Friends Don’t Let Friends Fall In Love Alone
In the movies, two very famous leads fall madly in love and satisfy each other’s needs utterly and totally forever and ever in that “you complete me” way. Unfortunately, real-life love lasts longer than a line of movie credits, and if we’re not careful, we can risk getting bored with even our most well-fitted lover.
Don’t fret about this. It happens to every real-life couple, probably even to Nora Ephron and her husband (and let’s face it, that woman can churn out some snappy dialog).

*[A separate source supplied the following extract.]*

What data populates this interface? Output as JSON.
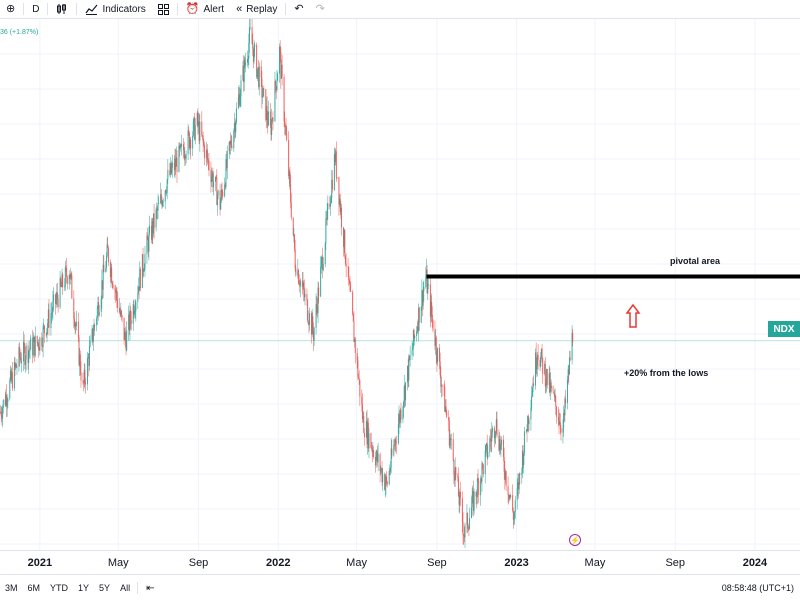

To avoid getting bored, diversify. When we couple up, we tend to forget about our friends and focus solely on our soul mate, but don’t let this happen. It’s not important that your partner doesn’t share your love of astronomy, that’s what your geeky scientist friend is for. And if your guy loves baseball and you don’t, let him trot off to the game with his buds while you give tours of the planetarium. Having some interests apart will keep you both unique and interesting to each other. Relying solely on one another for every aspect of your life is a recipe for staleness and even resentment.
Instead of saying “you complete me,” be more realistic and say, “you complete me in a lot of ways, but I am still an individual and I have interests that you don’t share, and that’s OK because it will make me more interesting come dinner time.” Not sure that line would have worked as well for Renee Zellweger, but it will for you.